An example is “Amplifier to Defender,” a poem that serves as a kind of intermission and dialogue for what, exactly, Sermons and Lectures confronts and calls forth:
There’s always a grand scheme of things even if we can’t articulate it.
I think one can see it in the fact that anything exists at all. Cities
And locusts. Speed metal and snow. But if one doesn’t,
That’s okay, too. I’m not really invested in proving some fleeting thesis.
This is as unpretentious and straight an expression of freedom in poetry that I’ve seen in awhile, yet these lines, served in quatrains, mirror the very thesis our narrator is unwilling to prove. A steady swing between form and voice, “Amplifier and Defender” brings the Sermons and Lectures’ vivid project to light. It quotes Lyn Hejinian, tells us that language not only exists, “in multitudes of contexts, itis multitude of contexts.” It planes and essays to Matthew Rohrer, who confesses, “I must learn to say the things I never intended to say.” Then it swerves Frank O’Hara before heading straight for the reader:
“…The slightest loss of attention
leads to death,” said Frank O’Hara. I say: Be prepared for the darkness
when it takes you, but stay alive and stay light
for as long as you can.
For all its philosophy and substance, what I love most in Sermons and Lectures is its spirit, its Whitman-like sensibility for the gorgeous and gorgeously savage, the copious, the body and soul thirsting for things in motion. Hart never veers from the pull of emotions so many of his contemporaries coolly avoid. Instead, they motor into it, weary of death, of anything that fails to fill us with wonder.
…So many neurons
to thank and get jiggy So many weirdoes in long flowing robes
Snow white accumulation, then six to ten inches Chinese
Poets and the shriek of Johnny Whitney Truth value
quite literally a matter of fact, but all I’ve ever wanted
is a way to forget it Time on speed so plastic/gigantic
Intention doesn’t matter when intention’s contradiction
The lingerie model under water in spring I love my love
The way it fires
(from the "Seermons and Lectures" sequence)

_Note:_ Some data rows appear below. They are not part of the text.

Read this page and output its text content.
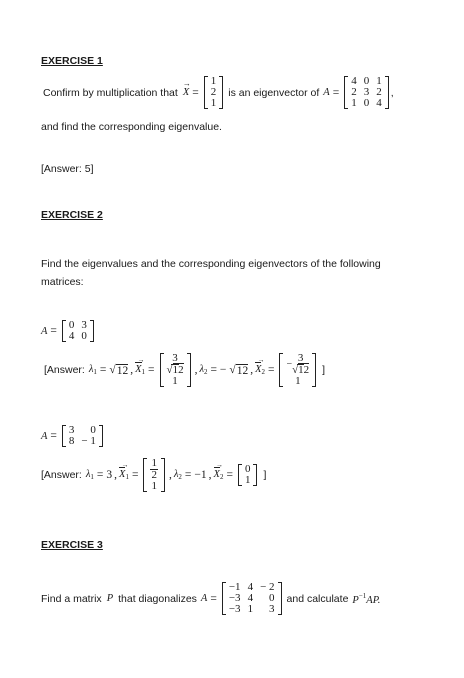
EXERCISE 1
Confirm by multiplication that
→ X =
1
2
1
is an eigenvector of A =
4
2
1
0
3
0
1
2
4
,
and find the corresponding eigenvalue.
[Answer: 5]
EXERCISE 2
Find the eigenvalues and the corresponding eigenvectors of the following
matrices:
A = 0
4
3
0
[Answer: $\lambda_1$ = √ 12 , $X \to_1 = \frac{3}{√12}$
1
, $\lambda_2$ = − √ 12 , $X \to_2$ = − $\frac{3}{√12}$
1
]
A = 3
8
0
− 1
[Answer: $\lambda_1 = 3$ , $X \to_1 = \frac{1}{2}$
1
, $\lambda_2 = -1$ , $X \to_2 = 0$
1 ]
EXERCISE 3
Find a matrix P that diagonalizes A =
−1
−3
−3
4
4
1
− 2
0
3
and calculate $P^{-1}AP$.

There’s performance and swagger here, and the practically democratic sentiment that something from every corner of life—even mistakes, even the limitations—should find its way into poems.
Like any manifesto, Sermons and Lectures pursues a purpose. I would not imagine Hart would want any one idea to clearly be the idea, but these poems, like the sermons they mean to be, hold sacred the value of compassion. Even when these poems visit extremes, find themselves drunk and guttered, they embrace the friction and refuse to degrade.

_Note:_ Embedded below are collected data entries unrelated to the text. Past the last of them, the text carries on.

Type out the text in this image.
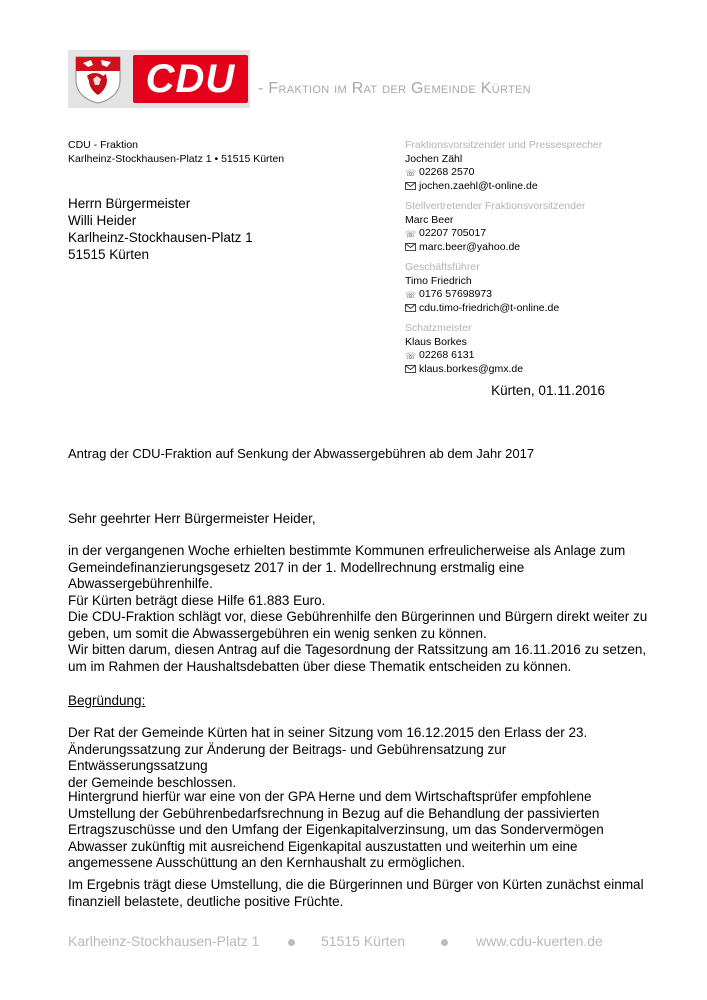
CDU	- Fraktion im Rat der Gemeinde Kürten
CDU - Fraktion
Karlheinz-Stockhausen-Platz 1 • 51515 Kürten
Herrn Bürgermeister
Willi Heider
Karlheinz-Stockhausen-Platz 1
51515 Kürten
Fraktionsvorsitzender und Pressesprecher
Jochen Zähl
☏ 02268 2570
jochen.zaehl@t-online.de
Stellvertretender Fraktionsvorsitzender
Marc Beer
☏ 02207 705017
marc.beer@yahoo.de
Geschäftsführer
Timo Friedrich
☏ 0176 57698973
cdu.timo-friedrich@t-online.de
Schatzmeister
Klaus Borkes
☏ 02268 6131
klaus.borkes@gmx.de
Kürten, 01.11.2016
Antrag der CDU-Fraktion auf Senkung der Abwassergebühren ab dem Jahr 2017
Sehr geehrter Herr Bürgermeister Heider,
in der vergangenen Woche erhielten bestimmte Kommunen erfreulicherweise als Anlage zum
Gemeindefinanzierungsgesetz 2017 in der 1. Modellrechnung erstmalig eine
Abwassergebührenhilfe.
Für Kürten beträgt diese Hilfe 61.883 Euro.
Die CDU-Fraktion schlägt vor, diese Gebührenhilfe den Bürgerinnen und Bürgern direkt weiter zu
geben, um somit die Abwassergebühren ein wenig senken zu können.
Wir bitten darum, diesen Antrag auf die Tagesordnung der Ratssitzung am 16.11.2016 zu setzen,
um im Rahmen der Haushaltsdebatten über diese Thematik entscheiden zu können.
Begründung:
Der Rat der Gemeinde Kürten hat in seiner Sitzung vom 16.12.2015 den Erlass der 23.
Änderungssatzung zur Änderung der Beitrags- und Gebührensatzung zur Entwässerungssatzung
der Gemeinde beschlossen.
Hintergrund hierfür war eine von der GPA Herne und dem Wirtschaftsprüfer empfohlene
Umstellung der Gebührenbedarfsrechnung in Bezug auf die Behandlung der passivierten
Ertragszuschüsse und den Umfang der Eigenkapitalverzinsung, um das Sondervermögen
Abwasser zukünftig mit ausreichend Eigenkapital auszustatten und weiterhin um eine
angemessene Ausschüttung an den Kernhaushalt zu ermöglichen.
Im Ergebnis trägt diese Umstellung, die die Bürgerinnen und Bürger von Kürten zunächst einmal
finanziell belastete, deutliche positive Früchte.
Karlheinz-Stockhausen-Platz 1	51515 Kürten	www.cdu-kuerten.de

We’ve now known each the length of a poem. When I go
to work this morning, I will think of you fondly,
and when I wake in the clutches, I will thank you.
(from the “Blood Brothers and Weird Sisters” sequence)

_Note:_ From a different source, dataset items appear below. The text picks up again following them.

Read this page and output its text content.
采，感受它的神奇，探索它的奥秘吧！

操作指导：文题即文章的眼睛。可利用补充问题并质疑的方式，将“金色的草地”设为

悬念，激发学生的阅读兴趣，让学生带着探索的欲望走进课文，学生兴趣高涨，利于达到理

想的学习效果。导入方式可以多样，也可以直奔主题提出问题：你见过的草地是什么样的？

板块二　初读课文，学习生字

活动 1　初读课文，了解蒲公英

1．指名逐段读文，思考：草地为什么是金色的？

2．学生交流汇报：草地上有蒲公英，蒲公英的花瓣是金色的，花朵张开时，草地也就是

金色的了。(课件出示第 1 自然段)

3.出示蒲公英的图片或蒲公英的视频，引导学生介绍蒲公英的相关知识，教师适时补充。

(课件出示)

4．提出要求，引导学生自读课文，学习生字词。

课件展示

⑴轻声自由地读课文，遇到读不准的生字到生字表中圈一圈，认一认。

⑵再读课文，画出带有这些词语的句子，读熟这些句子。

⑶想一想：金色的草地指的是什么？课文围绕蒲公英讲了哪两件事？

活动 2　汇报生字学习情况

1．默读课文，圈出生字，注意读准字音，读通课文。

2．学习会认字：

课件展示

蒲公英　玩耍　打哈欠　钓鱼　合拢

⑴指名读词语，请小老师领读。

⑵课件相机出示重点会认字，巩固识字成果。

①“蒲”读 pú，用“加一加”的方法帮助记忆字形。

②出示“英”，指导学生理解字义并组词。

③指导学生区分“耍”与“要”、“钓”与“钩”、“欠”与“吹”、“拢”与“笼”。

This collection is multitudinous in intensities. Primal. Reflective. Crude enough to believe in things—the wide and beautiful influence we should have on each other, for instance. When I finished reading it, I felt provoked. I wanted to jump up, stagger into the day, and kiss the first stranger I met. But the plane was about to land. The flight attendant said stay seated and buckle up. It was hard to follow her advice.